Actor’s Awards (formerly SAG): the Oscar rehearsal Hollywood takes seriously

For years, the Screen Actors Guild Awards — now renamed simply as the Actor’s Awards — has functioned as a sort of “Oscars’ dress rehearsal”, but in 2026 that logic feels even more transparent because the ceremony arrives with the curious sense that the main categories are almost already set, and precisely for that reason it has the potential to ignite the areas where real uncertainty still exists. The prize, voted on by a vast body of union performers, remains the most direct barometer of what the Academy is likely to follow in the final stretch.

The first step is to distinguish what appears “decided” from what remains open. The Best Actress race, as the season has unfolded so far, feels largely settled, not because of a lack of strong contenders but because the frontrunner’s narrative has consolidated early. The key factor is not merely who is ahead, but the kind of victory the union tends to reward, since recognition from peers often functions as emotional validation from the industry itself, and when that validation occurs without controversy, the campaign arrives at the Oscars with an aura of inevitability.

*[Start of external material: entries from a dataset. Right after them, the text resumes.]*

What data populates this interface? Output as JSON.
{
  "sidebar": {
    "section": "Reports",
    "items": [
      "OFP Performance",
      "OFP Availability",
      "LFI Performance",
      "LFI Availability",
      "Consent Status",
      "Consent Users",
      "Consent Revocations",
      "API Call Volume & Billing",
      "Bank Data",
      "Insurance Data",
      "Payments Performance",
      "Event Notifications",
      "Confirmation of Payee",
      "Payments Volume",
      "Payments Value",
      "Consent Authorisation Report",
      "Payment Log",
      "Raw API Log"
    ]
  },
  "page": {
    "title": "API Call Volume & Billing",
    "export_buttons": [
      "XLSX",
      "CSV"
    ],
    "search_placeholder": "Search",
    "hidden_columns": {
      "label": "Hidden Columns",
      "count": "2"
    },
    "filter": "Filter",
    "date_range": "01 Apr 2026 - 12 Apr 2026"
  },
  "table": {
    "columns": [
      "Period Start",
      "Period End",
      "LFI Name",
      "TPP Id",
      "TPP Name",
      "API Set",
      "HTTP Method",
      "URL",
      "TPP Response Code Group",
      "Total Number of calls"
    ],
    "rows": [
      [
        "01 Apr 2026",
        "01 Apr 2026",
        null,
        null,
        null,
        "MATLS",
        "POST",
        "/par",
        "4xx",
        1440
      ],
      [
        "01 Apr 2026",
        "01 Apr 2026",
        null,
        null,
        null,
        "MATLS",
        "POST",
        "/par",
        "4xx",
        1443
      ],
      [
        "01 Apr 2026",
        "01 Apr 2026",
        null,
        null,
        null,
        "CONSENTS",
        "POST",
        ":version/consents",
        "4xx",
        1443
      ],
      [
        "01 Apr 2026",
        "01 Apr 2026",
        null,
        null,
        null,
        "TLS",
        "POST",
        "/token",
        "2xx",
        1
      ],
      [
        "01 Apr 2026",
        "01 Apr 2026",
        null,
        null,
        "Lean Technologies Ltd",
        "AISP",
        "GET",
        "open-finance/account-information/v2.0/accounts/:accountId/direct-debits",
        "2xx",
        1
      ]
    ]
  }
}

Best Actor presents a slightly different picture because a clear favorite exists, yet the context adds tension. Timothée Chalamet emerges as the name with the strongest sense of destiny, supported by a rare combination of visibility, professional respect, and generational narrative, almost as if the industry were ready to formally consecrate him. Still, the season has shown enough volatility to prevent any absolute sense of preordained victory. When people say the Actor’s Awards speak directly to the Oscars, this is exactly what they mean: the public spectacle of a professional community choosing, in front of everyone, whom it wants to push toward the finish line. Chalamet, notably, has won the SAG before and still lost the Oscar, a reminder that even the strongest signal is not an iron guarantee.

This is where the most contested and potentially decisive categories of the night come into play. Supporting performances often become the pivot point when the lead races seem to be moving on their own momentum. If Best Actress appears headed toward Jessie Buckley and Best Actor strongly toward Chalamet, then the question shifts: which film, which campaign, and which narrative will gain emotional force from a supporting trophy precisely as the season enters its final curve.

This year’s landscape strongly favors that kind of shift because there has been no consensus whatsoever in the supporting races. Each major ceremony has crowned a different winner. At the Golden Globes, Teyana Taylor won Supporting Actress for One Battle After Another, while Stellan Skarsgård took Supporting Actor for Sentimental Value. The Critics’ Choice Awards went in a completely different direction, honoring Amy Madigan for Weapons and Jacob Elordi for Frankenstein. The BAFTAs then selected yet another pair, awarding Wunmi Mosaku for Sinners and Sean Penn for One Battle After Another. The result is a fragmented race with no dominant narrative and none of the inevitability that usually emerges when the season converges around a single contender.

That fragmentation turns the Actor’s Awards into the moment when the industry will likely try to break the tie. When a season reaches this stage without a recurring winner, the union’s choice can serve as the first clear sign of alignment among actors or, conversely, confirm that the contest will remain unpredictable until the final Oscar ballot. More than rewarding an isolated performance, the outcome can reposition an entire film in the industry’s imagination and supply the emotional argument a campaign needs to become dominant at precisely the decisive moment.

In this context, even the discussion of who was not nominated carries weight. In the case of Wagner Moura, his absence from the list does not equal irrelevance, particularly for a Brazilian actor who has built a solid international career increasingly integrated into the Anglo-American circuit. The Actor’s Awards does not merely honor performances; it also functions as a ritual of belonging. Circulating in these spaces, being recognized by peers, and participating in the industry’s conversation builds a form of symbolic capital that rarely makes headlines but directly shapes future opportunities.

If the Oscars are the monument, the Actor’s Awards are the rehearsal room where the industry decides what it wants to turn into a monument. And in 2026, with Actress and Actor seemingly moving toward narratives that are already nearly written, it is the supporting categories that may rewrite the final paragraph of the season.